The post-COVID reconstruction fund will have a total of 750 billion Euros, of which 390 billion will be direct grants to the countries, without repayment, for which the European Commission will, for the first time, borrow on the markets to finance. And the multiannual budget plan for the period 2021 to 2027 amounts to a record 1,074 billion euros. This is a definitive commitment to building more Europe.
In each of these programs, the urgent one for recovery and the medium-term budget, Europe is focusing on two key areas for transforming the continental economy: ecological and energy transition and also, crucially, digitalization.
Brussels has imposed obligations on each country in order to receive aid from the post-COVID reconstruction fund. The conditions for each member state are specific, with different reforms required depending on the case. But the common element running through the Union’s requests to all countries is investment and programs that make energy transition possible as well as drive the technological and digital revolution.
And the EU budget until 2027, agreed upon by the 27, points to giving an impetus to the single market, innovation and digitalization (with funding of 132.781 million) as the main axis of spending policies. This is an area in which the development of digital infrastructures is seen as crucial to the Union’s connectivity – along with transport and energy infrastructures – and in which commitment is found to promote a Digital Europe Program to invest in high-performance computing, artificial intelligence and cybersecurity.
Turn objectives into specific policies
For the moment, Europe’s commitments to promote its digital transformation are only objectives, expenditure forecasts, a project to be defined and which must still be translated into concrete measures, into explicit and detailed programs in the coming years; that is, into policies, both nationally and for the EU.
As our manifesto says, Europe’s three sovereignties are at stake in the development of the technological revolution: politics, economics and individuals. Only by getting its policies right will the EU be able to decide for itself without interference, be a producer and not merely a consumer of future technologies, and offer its citizens a framework of rights and freedoms in the digital sphere equivalent to what they enjoy in analogue.
The EU’s ambition to promote its digital transition is evident from the objectives and budgetary commitments set out in the agreement.
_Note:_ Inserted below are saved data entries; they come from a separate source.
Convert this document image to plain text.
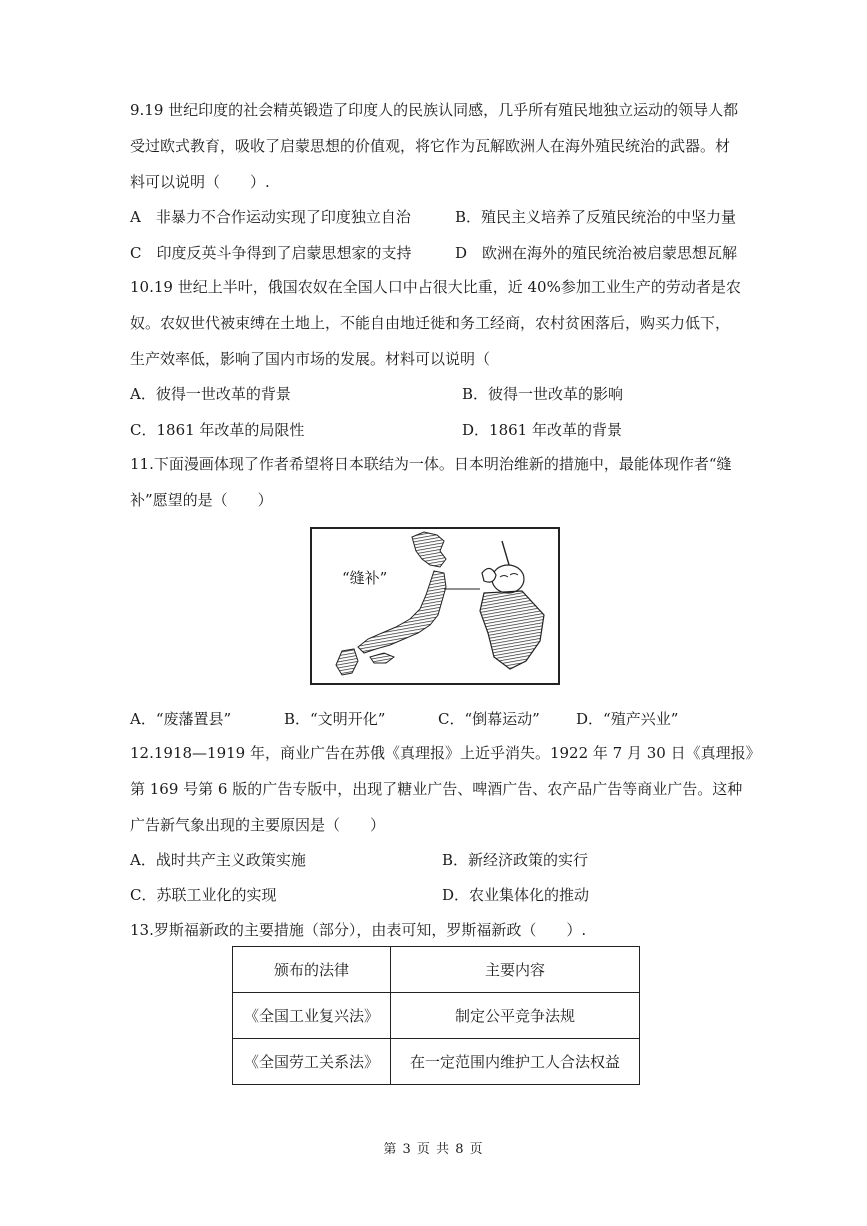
9.19 世纪印度的社会精英锻造了印度人的民族认同感，几乎所有殖民地独立运动的领导人都
受过欧式教育，吸收了启蒙思想的价值观，将它作为瓦解欧洲人在海外殖民统治的武器。材
料可以说明（　　）.
A　非暴力不合作运动实现了印度独立自治	B．殖民主义培养了反殖民统治的中坚力量
C　印度反英斗争得到了启蒙思想家的支持	D　欧洲在海外的殖民统治被启蒙思想瓦解
10.19 世纪上半叶，俄国农奴在全国人口中占很大比重，近 40%参加工业生产的劳动者是农
奴。农奴世代被束缚在土地上，不能自由地迁徙和务工经商，农村贫困落后，购买力低下，
生产效率低，影响了国内市场的发展。材料可以说明（
A．彼得一世改革的背景	B．彼得一世改革的影响
C．1861 年改革的局限性	D．1861 年改革的背景
11.下面漫画体现了作者希望将日本联结为一体。日本明治维新的措施中，最能体现作者“缝
补”愿望的是（　　）
“缝补”
A．“废藩置县”	B．“文明开化”	C．“倒幕运动” D．“殖产兴业”
12.1918—1919 年，商业广告在苏俄《真理报》上近乎消失。1922 年 7 月 30 日《真理报》
第 169 号第 6 版的广告专版中，出现了糖业广告、啤酒广告、农产品广告等商业广告。这种
广告新气象出现的主要原因是（　　）
A．战时共产主义政策实施	B．新经济政策的实行
C．苏联工业化的实现	D．农业集体化的推动
13.罗斯福新政的主要措施（部分），由表可知，罗斯福新政（　　）.
颁布的法律	主要内容
《全国工业复兴法》	制定公平竞争法规
《全国劳工关系法》	在一定范围内维护工人合法权益
第 3 页 共 8 页
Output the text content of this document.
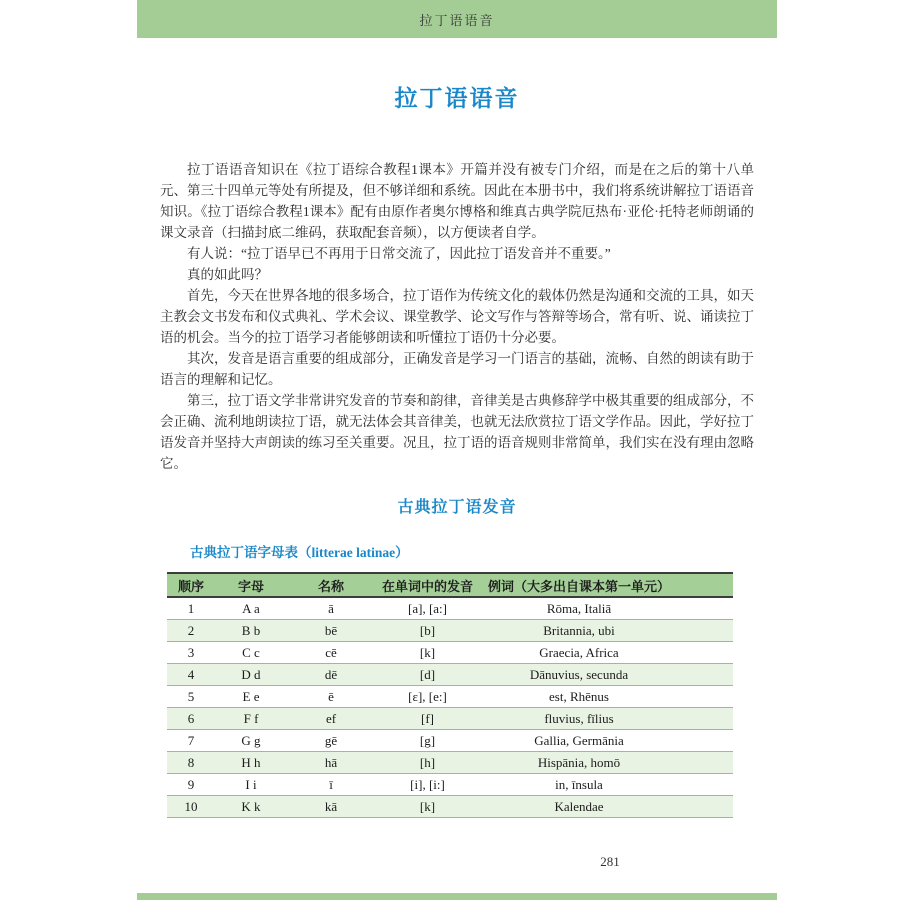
拉丁语语音
拉丁语语音

拉丁语语音知识在《拉丁语综合教程1课本》开篇并没有被专门介绍，而是在之后的第十八单元、第三十四单元等处有所提及，但不够详细和系统。因此在本册书中，我们将系统讲解拉丁语语音知识。《拉丁语综合教程1课本》配有由原作者奥尔博格和维真古典学院厄热布·亚伦·托特老师朗诵的课文录音（扫描封底二维码，获取配套音频），以方便读者自学。

有人说：“拉丁语早已不再用于日常交流了，因此拉丁语发音并不重要。”

真的如此吗？

首先，今天在世界各地的很多场合，拉丁语作为传统文化的载体仍然是沟通和交流的工具，如天主教会文书发布和仪式典礼、学术会议、课堂教学、论文写作与答辩等场合，常有听、说、诵读拉丁语的机会。当今的拉丁语学习者能够朗读和听懂拉丁语仍十分必要。

其次，发音是语言重要的组成部分，正确发音是学习一门语言的基础，流畅、自然的朗读有助于语言的理解和记忆。

第三，拉丁语文学非常讲究发音的节奏和韵律，音律美是古典修辞学中极其重要的组成部分，不会正确、流利地朗读拉丁语，就无法体会其音律美，也就无法欣赏拉丁语文学作品。因此，学好拉丁语发音并坚持大声朗读的练习至关重要。况且，拉丁语的语音规则非常简单，我们实在没有理由忽略它。

古典拉丁语发音
古典拉丁语字母表（litterae latinae）
顺序	字母	名称	在单词中的发音	例词（大多出自课本第一单元）
1	A a	ā	[a], [a:]	Rōma, Italiā
2	B b	bē	[b]	Britannia, ubi
3	C c	cē	[k]	Graecia, Africa
4	D d	dē	[d]	Dānuvius, secunda
5	E e	ē	[ε], [e:]	est, Rhēnus
6	F f	ef	[f]	fluvius, fīlius
7	G g	gē	[g]	Gallia, Germānia
8	H h	hā	[h]	Hispānia, homō
9	I i	ī	[i], [i:]	in, īnsula
10	K k	kā	[k]	Kalendae
281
But whether Europe takes advantage of the immense opportunity to make this transition in line with its values (freedom, equality, solidarity, justice, etc.) and to rely on the technological leadership of its own business fabric – not depending solely on the digital giants of other powers such as the United States or China – will depend on how these commitments are specified, on how they are shaped into specific policies.
Hopefully, the ambition shown by European leaders in this qualitative and quantitative leap will also be shifted to the digital realm, where the EU has a long way to go.